Douglas Smith - Guest columnist



Most undocumented aliens in our country are decent, moral folks, happy enough to work hard, avoid unnecessary attention, and earn a better life than they might otherwise have experienced. The disgraceful DACA protesters of Robert Lee’s Oct. 27 description, targeting Nancy Pelosi on Sept. 18, were doing them no favors.

Those protesters were as uninvited guests invading a would-be friend’s home, trashing the living room, strewing garbage on the lawn, then expecting kid-glove treatment. They became the bullies, choosing a perceived easy target. I doubt they are bold enough to try that at a Trump rally — even without the formal security.

Most Americans are sympathetic to the “Dreamers’” basic cause. As foreign-born children, brought here through no fault of their own by undocumented adults, they deserve fair-minded consideration under the laws of a compassionate nation. Former Speaker Pelosi’s Sept. 18 experience, though, suggests some among the protesters are in need of remedial lessons in civics and skills in identifying their friends.

Evoked, as well, is the experience of candidate Bernie Sanders at a rally on Aug. 8, 2015. Two young black female protesters seized the stage of a political rally to make points that seem lost among the rudeness. They may otherwise have had useful things to say, but that more resembled an attack on a frail old grandpa. I can’t recall such an attempt on Donald Trump. Did they show up at the polls to vote for the only viable alternative to what he was offering?
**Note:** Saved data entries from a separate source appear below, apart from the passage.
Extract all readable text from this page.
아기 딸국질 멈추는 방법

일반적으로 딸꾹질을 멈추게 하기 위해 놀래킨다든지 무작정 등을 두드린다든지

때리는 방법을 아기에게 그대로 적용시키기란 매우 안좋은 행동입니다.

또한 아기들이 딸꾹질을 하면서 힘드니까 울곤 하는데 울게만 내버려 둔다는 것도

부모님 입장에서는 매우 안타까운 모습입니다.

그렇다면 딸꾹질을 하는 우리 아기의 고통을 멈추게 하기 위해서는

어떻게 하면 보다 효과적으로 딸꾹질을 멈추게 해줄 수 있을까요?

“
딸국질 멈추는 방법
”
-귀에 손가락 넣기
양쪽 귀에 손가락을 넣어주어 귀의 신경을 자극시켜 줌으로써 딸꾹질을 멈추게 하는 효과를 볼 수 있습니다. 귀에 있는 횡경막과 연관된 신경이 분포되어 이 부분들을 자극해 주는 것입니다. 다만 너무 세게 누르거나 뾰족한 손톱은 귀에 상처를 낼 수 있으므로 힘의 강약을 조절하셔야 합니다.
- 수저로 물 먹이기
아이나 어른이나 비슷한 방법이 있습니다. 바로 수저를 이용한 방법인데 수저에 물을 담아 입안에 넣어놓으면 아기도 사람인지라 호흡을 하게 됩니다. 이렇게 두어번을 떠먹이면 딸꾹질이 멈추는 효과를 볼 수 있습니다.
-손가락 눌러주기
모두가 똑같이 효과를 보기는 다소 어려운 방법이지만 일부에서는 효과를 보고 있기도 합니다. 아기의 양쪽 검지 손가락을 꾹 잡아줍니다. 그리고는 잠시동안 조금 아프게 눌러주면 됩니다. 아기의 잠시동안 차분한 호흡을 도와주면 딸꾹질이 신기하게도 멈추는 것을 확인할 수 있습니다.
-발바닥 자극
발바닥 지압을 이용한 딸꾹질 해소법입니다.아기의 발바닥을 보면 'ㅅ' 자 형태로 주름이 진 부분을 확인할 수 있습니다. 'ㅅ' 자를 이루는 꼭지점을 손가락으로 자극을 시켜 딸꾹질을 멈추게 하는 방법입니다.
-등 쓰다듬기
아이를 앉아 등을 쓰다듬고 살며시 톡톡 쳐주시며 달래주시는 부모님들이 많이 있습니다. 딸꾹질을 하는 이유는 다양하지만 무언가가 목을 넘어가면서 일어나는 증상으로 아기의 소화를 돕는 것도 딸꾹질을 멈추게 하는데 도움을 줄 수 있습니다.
At age 16, I recall respectable “protest” and real political courage when Congresswoman Shirley Chisholm joined the 1972 presidential campaign. While a joke to many, her “Chisholm Trail” candidacy jolted us to see a brown, female face presented as a presidential candidate. It set the stages, later, for Jesse Jackson and successful Barack Obama candidacies.

Hindsight may have haunted nominee George McGovern to consider his missed bold opportunity. En route to burial in President Nixon’s landslide, what could he lose in offering Rep. Chisholm the vice presidential slot? Instead of fumbling the choice, he could have earned history’s lasting paean.

Her slogan of “unbought and unbossed” seemed apt. Shirley Chisholm fought long odds within Congress and the political system — never stealing another’s stage — to make a difference. Current protesters, you could take a lesson.

Douglas Smith is a Rockingham resident and frequent letter-to-the-editor writer.